Selain itu, Uni Eropa sepakat menerapkan cara pendekatan yang menyeluruh terhadap masalah migran, meliputi masalah mengontrol secara lebih efektif garis perbatasan luar Uni Eropa, mencegah kembalinya arus pengungsi yang tidak bisa dikontrol seperti pada tahun 2015 dan terus mencegah migran ilegal di semua jalan yang sekarang ada dan baru muncul. Permufakatan ini juga menegaskan bahwa negara-negara Uni Eropa akan memberikan lebih banyak lagi bantuan kepada Italia dan negara-negara di kawasan Laut Tengah yang lain untuk mencegah para pedagang manusia dari Libia dan banyak negara lain. Dua puluh delapan pemimpin Uni Eropa juga sepakat mempelajari pembentukan tempat-tempat penerimaan migran yang lain luar Uni Eropa, mungkin di Afrika Utara dalam upaya mencegah kapal-kapal perdagangan manusia yang menuju ke Uni Eropa.
Permufakatan Uni Eropa ini telah mendapat banyak reaksi yang positif. Badan-badan pertolongan Perserikatan Bangsa-Bangsa menyambut permufakatan ini, bersamaan itu mendesak blok ini supaya memprioritaskan langkah-langkah menjamin jiwa dan keselamatan migran. Sementara itu, wakil Organisasi Imigrasi Internasional dari Perserikatan Bangsa-Bangsa menyatakan bahwa semua langkah tentang masalah migran harus disetujui di seluruh Eropa, membantu negara-negara di “daerah-daerah yang paling sulit”, dalam masalah migran seperti Italia dan pusat-pusat penanganan prosedur penerimaan migran harus ditempatkan di Eropa.
Ada banyak perselisihan yang perlu dipecahkan
Walaupun permufakatan ini dinilai sebagai kemajuan positif, tetapi para analis dan para pemimpin Uni Eropa menilai bahwa masih terlalu dini untuk mengungkapkan keberhasilan dari permufakatan ini. Karena dalam permufakatan ini masih ada banyak masalah yang dibuka dan masih ada banyak kesulitan yang menguasasi proses pelaksanaan permufakatan ini.
Pertama, walaupun mencapai kesepakatan secara prinsipiil tentang pembentukan pos-pos penerimaan luar wilayah Uni Eropa dan pusat-pusat tertutup di wilayah Eropa, tetapi kongkritnya ditempatkan di mana belum ada jawaban. Juga serupa itu, rencana pembentukan pusat-pusat tertutup di wilayah Eropa juga diiringi dengan syarat “sukarela”, berarti tidak ada ketentuan yang mewajibkan sebuah negara anggota Uni Eropa harus memikul tanggung-jawab. Karena faktor “sukarela” ini, maka Perancis, Italia atau Spanyol juga menunjukkan minat menolak pembentukan pusat-pusat ini di wilayah negara mereka.

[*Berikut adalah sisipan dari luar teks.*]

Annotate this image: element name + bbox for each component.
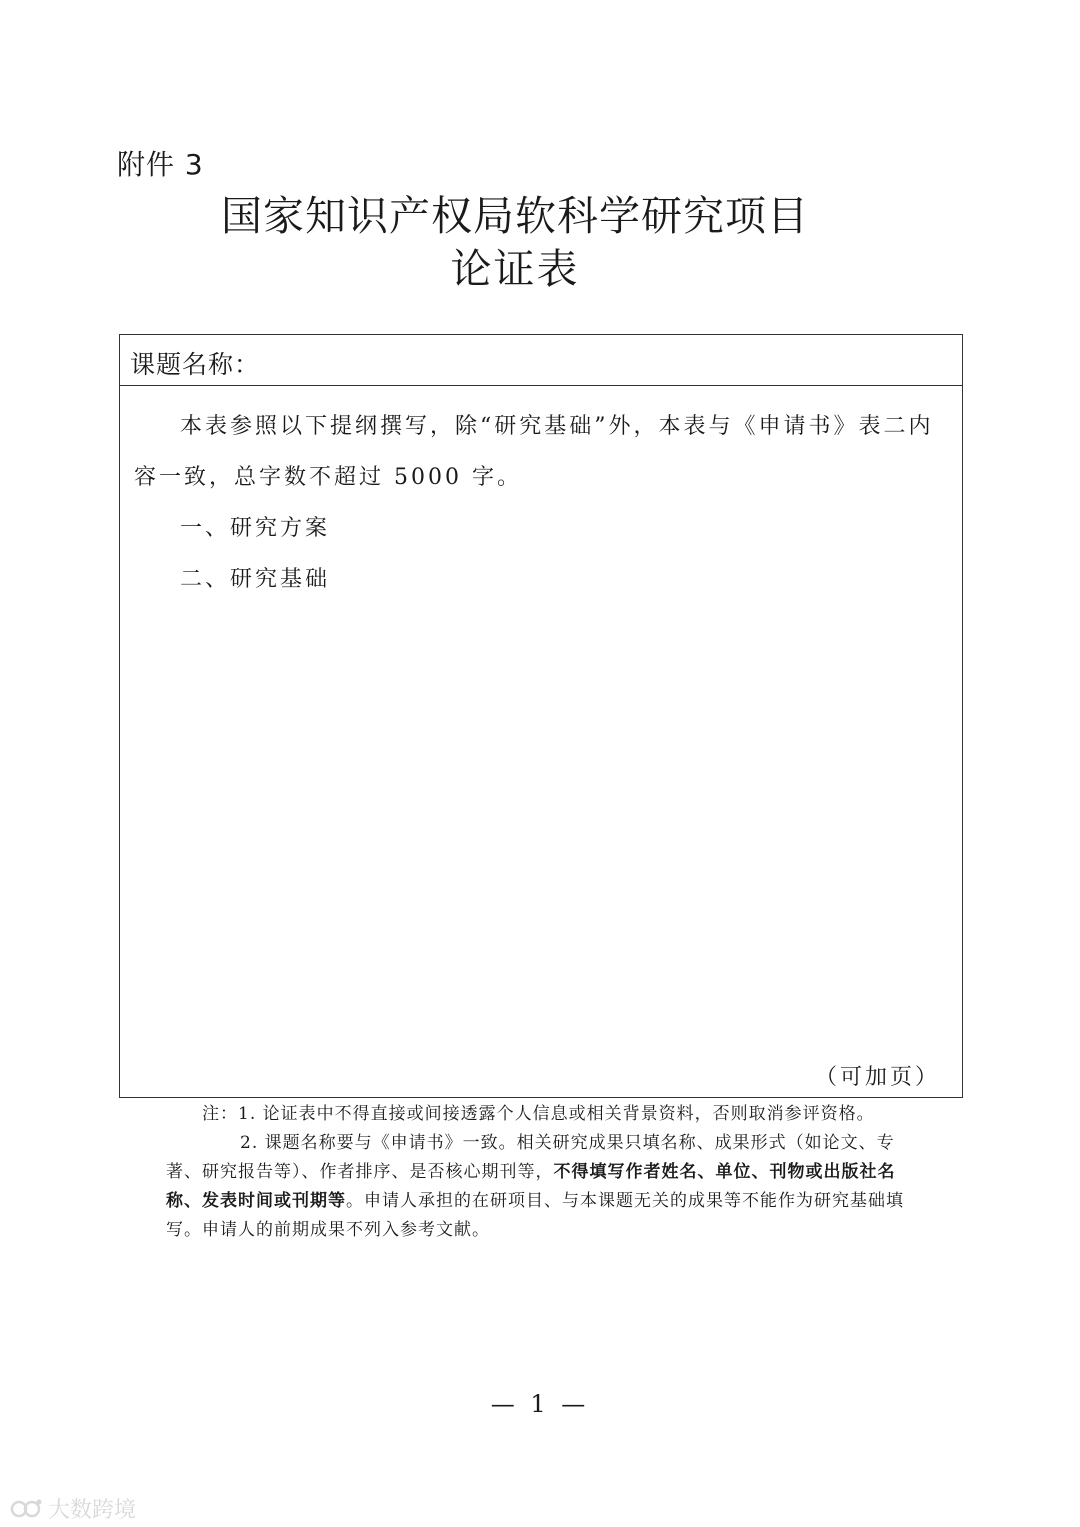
demonstration-form — [119, 334, 963, 1098]
brand-logo-icon — [10, 1497, 44, 1521]
subject-row — [120, 335, 962, 386]
note-2 — [166, 1129, 926, 1245]
form-body — [134, 401, 954, 605]
document-subtitle: 论证表 — [450, 245, 580, 293]
watermark-text: 大数跨境 — [48, 1498, 137, 1523]
page-number: — 1 — — [490, 1390, 590, 1418]
watermark — [10, 1493, 136, 1524]
note-2-bold-text: 不得填写作者姓名、单位、刊物或出版社名称、发表时间或刊期等 — [166, 1162, 896, 1211]
attachment-label: 附件 3 — [117, 148, 204, 181]
more-pages-note: （可加页） — [814, 1065, 940, 1090]
document-title: 国家知识产权局软科学研究项目 — [221, 192, 809, 240]
outline-item-research-plan: 一、研究方案 — [180, 516, 331, 541]
note-2-text-end: 。申请人承担的在研项目、与本课题无关的成果等不能作为研究基础填写。申请人的前期成果不列入参考文献。 — [166, 1191, 904, 1240]
subject-label: 课题名称： — [130, 350, 261, 379]
outline-item-research-basis: 二、研究基础 — [180, 567, 331, 592]
note-2-text-start: 2. 课题名称要与《申请书》一致。相关研究成果只填名称、成果形式（如论文、专著、研究报告等）、作者排序、是否核心期刊等， — [166, 1133, 895, 1182]
notes-section — [166, 1100, 926, 1245]
intro-paragraph: 本表参照以下提纲撰写，除“研究基础”外，本表与《申请书》表二内容一致，总字数不超过 5000 字。 — [134, 414, 934, 490]
note-1: 注：1. 论证表中不得直接或间接透露个人信息或相关背景资料，否则取消参评资格。 — [202, 1104, 875, 1124]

Kedua, masalah yang tetap menimbulkan perselisihan ialah pengelolaan arus pengungsi tingkat kedua yaitu arus pengungsi setelah telah tiba di Eropa terus datang ke beberapa negara lain. Akhirnya, perselisihan paling besar yang masih ada antara negara-negara Eropa ialah masalah merevisi atau bahkan menghapuskan ketentuan-ketentuan tentang masalah negara mana yang didatangi oleh pengungsi untuk pertama kalinya, maka negara itu harus memikul tanggung-jawab. Dalam permufakatan baru ini, negara-negara baru berhenti dalam masalah terus melakukan penelitian dan peninjauan, jadi tidak mengeluarkan waktu kongkrit.
Di depan mata cukup banyak tantangan. Secara tertulis, permufakatan yang dicapai pada KTT kali ini dianggap akan menciptakan keberbagian yang lebih seimbang antara negara-negara anggota Uni Eropa dalam memecahkan masalah migran, tapi cukup tidak jelas dan tipis. Pastilah bahwa pada hari-hari mendatang, para pemimpin Eropa akan harus pusing kepala untuk menemukan solusi-solusi yang bisa memenuhi keinginan yang sangat beranekaragam, bahkan penuh kontradiksi dari negara-negara anggota dalam memecahkan krisis migran.